Murfree in his Treatise on Official Bonds says: ' 323. It is usually provided in statutes authorizing official bonds to be required of state, county, or municipal officers, that suits may be brought upon them in the name of the official obligee 'upon the relation' or 'to the use' of the party injured by the breach of the bond or interested in its enforcement. Whenever, however, this express provision is omitted in the statute itself the deficiency is supplied by the construction given to such statutes by the courts whenever a proper case for such a ruling is presented. In a Maryland case (1858), State use of Baltimore v. Norwood, 12 Md. 177, 194, the court held that it was not necessary for a plaintiff before instituting a suit upon an official bond payable to the state, to obtain the state's permission to do so; and this [184 U.S. 676, 693]   although there was in the statute which prescribed the bond no specific provision for making the bond payable to the state, or for giving the party interested the right to sue upon it. The court adds, however, that 'there is no doubt that it is incumbent on the party suing on the bond to show that he has an interest in it, before he could recover in a regular trial prosecuted to verdict.' The rationale of official bonds is well expressed by the court in this case: 'The laws which provide for the execution of bonds similar to the one before us do not require them for the purpose of protecting the rights of the state alone. They are also designed to secure the faithful performance of official duties, in the discharge of which individuals and corporations have a deep interest, and, therefore, they should have the privilege of suing [on] such bonds for injuries sustained by them, through the negligence and malconduct of the officers." The same author: 'Many bonds of a strictly official character are executed by persons in places of public trust, prescribed by statute, and made payable to the 'state,' 'people,' or 'commonwealth,' or else to the governor, president, or other chief officer, which are designed not only to secure public interests, but to redress wrongs to individuals.

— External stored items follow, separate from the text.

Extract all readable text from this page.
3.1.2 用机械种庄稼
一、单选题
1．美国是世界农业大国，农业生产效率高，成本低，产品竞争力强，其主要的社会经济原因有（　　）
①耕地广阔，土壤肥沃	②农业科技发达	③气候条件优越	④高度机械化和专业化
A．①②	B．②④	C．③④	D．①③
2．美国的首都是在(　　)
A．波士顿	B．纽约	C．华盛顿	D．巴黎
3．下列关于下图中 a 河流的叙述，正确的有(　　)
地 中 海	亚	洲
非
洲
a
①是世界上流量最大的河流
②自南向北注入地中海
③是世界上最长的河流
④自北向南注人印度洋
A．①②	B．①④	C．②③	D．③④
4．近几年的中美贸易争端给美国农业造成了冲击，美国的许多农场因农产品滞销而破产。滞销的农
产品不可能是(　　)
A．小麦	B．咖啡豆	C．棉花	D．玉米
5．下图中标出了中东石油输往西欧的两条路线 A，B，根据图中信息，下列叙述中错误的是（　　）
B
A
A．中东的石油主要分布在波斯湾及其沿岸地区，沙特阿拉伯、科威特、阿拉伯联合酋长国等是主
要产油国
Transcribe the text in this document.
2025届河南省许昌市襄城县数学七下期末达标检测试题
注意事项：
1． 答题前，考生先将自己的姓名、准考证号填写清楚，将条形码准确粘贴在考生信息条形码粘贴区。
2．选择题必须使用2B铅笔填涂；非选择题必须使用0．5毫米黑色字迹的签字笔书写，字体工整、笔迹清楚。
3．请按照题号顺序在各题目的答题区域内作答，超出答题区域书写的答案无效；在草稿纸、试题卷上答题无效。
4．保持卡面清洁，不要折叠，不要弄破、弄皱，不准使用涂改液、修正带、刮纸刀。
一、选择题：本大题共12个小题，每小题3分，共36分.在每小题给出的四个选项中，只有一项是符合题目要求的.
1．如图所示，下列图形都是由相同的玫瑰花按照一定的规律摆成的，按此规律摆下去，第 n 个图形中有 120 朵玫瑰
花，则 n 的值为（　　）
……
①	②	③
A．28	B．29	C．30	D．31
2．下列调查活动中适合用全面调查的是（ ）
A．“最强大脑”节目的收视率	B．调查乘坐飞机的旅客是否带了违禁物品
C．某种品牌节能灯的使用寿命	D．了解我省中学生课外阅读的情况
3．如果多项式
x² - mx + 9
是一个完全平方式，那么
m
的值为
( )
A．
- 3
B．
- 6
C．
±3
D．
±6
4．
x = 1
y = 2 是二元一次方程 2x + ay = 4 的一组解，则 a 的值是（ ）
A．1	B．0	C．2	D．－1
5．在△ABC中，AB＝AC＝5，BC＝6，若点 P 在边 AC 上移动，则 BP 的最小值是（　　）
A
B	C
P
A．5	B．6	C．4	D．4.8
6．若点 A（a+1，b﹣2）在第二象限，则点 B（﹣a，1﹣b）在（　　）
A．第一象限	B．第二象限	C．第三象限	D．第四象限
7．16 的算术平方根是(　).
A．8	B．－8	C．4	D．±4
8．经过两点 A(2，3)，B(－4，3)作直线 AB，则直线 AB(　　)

Actions on such bonds must, of course, be brought in the name of the obligee, whether the object of the suit be to enforce the rights of the state or to protect private interests. In the latter case it is usual to bring the suit as by the obligee, 'at the relation' or 'for the use' of the real party in interest.' [ 475.]

Stress is laid upon the fact that in the case of a marshal of the United States the statute expressly gives a right of action upon his bond to any one injured by his neglect of duty,-the suit to be in the name of the party injured and for his sole use. Rev. Stat. 784; 2 Stat. at L. 372, 374, chap. 21. A similar provision is made in the case of consular officers who are required to give bond for the faithful performance of their duties,-such suit to be in the name of the United States for the use of the person injured. Rev. Stat. 1735. These provisions in relation to marshals and consular officers undoubtedly furnish some ground for the contention that Congress, having made no such express provision in the case of the bonds of [184 U.S. 676, 694]   clerks, did not intend that private suits should be maintained upon their bonds. We are of opinion that this argument, although not without force, ought not to prevail against the legal intendment of the statutory provisions relating to clerks, who hold a peculiar relation to the courts appointing them, as well as to the public.

As the clerk had the right to receive the money in question; as he failed, to the injury of the suitor from whom he received it, with the sanction of the court in a pending cause, to deposit it as required by law, and appropriated it to his own use; and as his bond was for the protection of private suitors as well as for the government, there is no sound reason why the plaintiff could not enforce his rights by a suit in the name of the United States for his benefit.

Perceiving no error in the record the judgment is affirmed.